Amazing Video Depicts Planets Circling a Star 133 Light-years Away from Earth

Amazing Video Depicts Planets Circling a Star 133 Light-years Away from Earth

A time-lapse film of four planets larger than Jupiter as they orbit their star was created by Northwestern University astrophysicist Jason Wang after more than ten years of observations, offering viewers a unique look into planetary motion.

Wang, an assistant professor of physics and astronomy at Weinberg College of Arts and Sciences, noted that this film of planetary motion is especially stunning because it can be challenging to spot planets in a revolving orbit.

Since we are in the same system and don’t have a top-down view, objects in our solar system like Jupiter and Mars are hardly discernible, according to Wang. It is challenging to record videos of this quality of planetary motion because planetary events happen either too quickly or too slowly.

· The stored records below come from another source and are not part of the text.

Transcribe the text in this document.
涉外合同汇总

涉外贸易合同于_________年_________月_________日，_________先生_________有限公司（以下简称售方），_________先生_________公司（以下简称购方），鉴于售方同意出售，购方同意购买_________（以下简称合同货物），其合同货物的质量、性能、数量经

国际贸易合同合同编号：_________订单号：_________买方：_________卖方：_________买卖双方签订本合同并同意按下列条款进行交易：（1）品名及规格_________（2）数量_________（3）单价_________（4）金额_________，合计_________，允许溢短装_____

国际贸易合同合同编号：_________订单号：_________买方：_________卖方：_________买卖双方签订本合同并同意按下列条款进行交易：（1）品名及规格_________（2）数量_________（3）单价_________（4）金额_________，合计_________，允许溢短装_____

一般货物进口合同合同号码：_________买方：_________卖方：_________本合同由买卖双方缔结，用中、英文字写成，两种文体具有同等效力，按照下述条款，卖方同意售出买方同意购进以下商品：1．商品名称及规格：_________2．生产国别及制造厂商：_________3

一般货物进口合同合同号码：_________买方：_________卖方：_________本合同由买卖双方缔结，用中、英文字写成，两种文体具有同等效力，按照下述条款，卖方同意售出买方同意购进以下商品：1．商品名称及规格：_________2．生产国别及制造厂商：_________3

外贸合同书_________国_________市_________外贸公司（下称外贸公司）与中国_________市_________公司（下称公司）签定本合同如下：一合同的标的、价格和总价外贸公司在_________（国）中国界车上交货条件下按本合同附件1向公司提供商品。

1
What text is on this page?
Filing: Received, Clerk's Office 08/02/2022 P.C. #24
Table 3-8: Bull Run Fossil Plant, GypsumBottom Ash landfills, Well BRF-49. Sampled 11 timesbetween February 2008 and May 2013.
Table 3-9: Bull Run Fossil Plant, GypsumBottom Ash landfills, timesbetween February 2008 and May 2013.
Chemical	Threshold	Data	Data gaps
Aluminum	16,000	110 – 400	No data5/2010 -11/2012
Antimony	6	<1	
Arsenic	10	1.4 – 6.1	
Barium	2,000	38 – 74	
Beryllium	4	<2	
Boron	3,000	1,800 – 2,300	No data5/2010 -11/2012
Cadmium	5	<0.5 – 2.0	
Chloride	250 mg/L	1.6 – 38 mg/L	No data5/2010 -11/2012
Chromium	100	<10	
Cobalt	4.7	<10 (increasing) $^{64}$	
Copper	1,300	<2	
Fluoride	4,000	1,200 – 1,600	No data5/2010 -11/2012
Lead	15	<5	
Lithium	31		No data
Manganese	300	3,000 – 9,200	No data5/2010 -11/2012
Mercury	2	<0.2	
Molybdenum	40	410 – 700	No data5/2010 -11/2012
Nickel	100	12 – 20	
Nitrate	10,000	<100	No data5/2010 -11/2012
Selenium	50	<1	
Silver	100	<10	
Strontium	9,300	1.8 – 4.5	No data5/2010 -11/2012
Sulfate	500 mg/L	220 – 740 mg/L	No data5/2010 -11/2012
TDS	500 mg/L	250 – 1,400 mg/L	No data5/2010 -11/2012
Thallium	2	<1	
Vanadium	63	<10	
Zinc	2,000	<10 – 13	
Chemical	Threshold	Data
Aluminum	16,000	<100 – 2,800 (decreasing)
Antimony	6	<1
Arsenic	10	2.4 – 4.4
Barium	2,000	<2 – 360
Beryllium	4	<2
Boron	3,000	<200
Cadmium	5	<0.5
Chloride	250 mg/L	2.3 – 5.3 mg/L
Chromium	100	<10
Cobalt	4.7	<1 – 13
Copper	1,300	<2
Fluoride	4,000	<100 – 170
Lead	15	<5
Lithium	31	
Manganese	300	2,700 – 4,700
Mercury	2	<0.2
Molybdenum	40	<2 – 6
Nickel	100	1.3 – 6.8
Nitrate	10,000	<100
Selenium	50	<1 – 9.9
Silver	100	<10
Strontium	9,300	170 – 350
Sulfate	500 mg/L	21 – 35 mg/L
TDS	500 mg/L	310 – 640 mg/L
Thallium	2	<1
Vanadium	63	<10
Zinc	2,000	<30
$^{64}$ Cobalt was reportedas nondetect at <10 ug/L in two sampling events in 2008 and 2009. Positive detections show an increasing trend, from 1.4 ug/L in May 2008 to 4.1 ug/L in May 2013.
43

However, this animation shows these motions on a time scale that people can understand, showing nearly 12 years of planetary motion. It’s unlike anything we’ve ever seen and demonstrates how much more we still need to understand about the universe.

The system HR8799, which is seen in the movie showing the velocity of the planets, is situated 133.3 light-years away from Earth in the Pegasus constellation. About 30 million years old, this star is 1.5 times as massive and 5 times as luminous as the sun. It became the first star system whose planets were clearly visible in photographs in 2008.

Following that, Wang started to observe the system and eventually collected over 12 years’ worth of data, which he then put into this time-lapse film illustrating the planetary movements inside the system. And it’s not the first time that time-lapses with incredible worth have appeared.

Using half a million photos, astronomers last year produced a time-lapse of Jupiter’s spin. We’ve also witnessed sunspot time-lapses, which astronomers have used to examine and comprehend the behavior of our own star.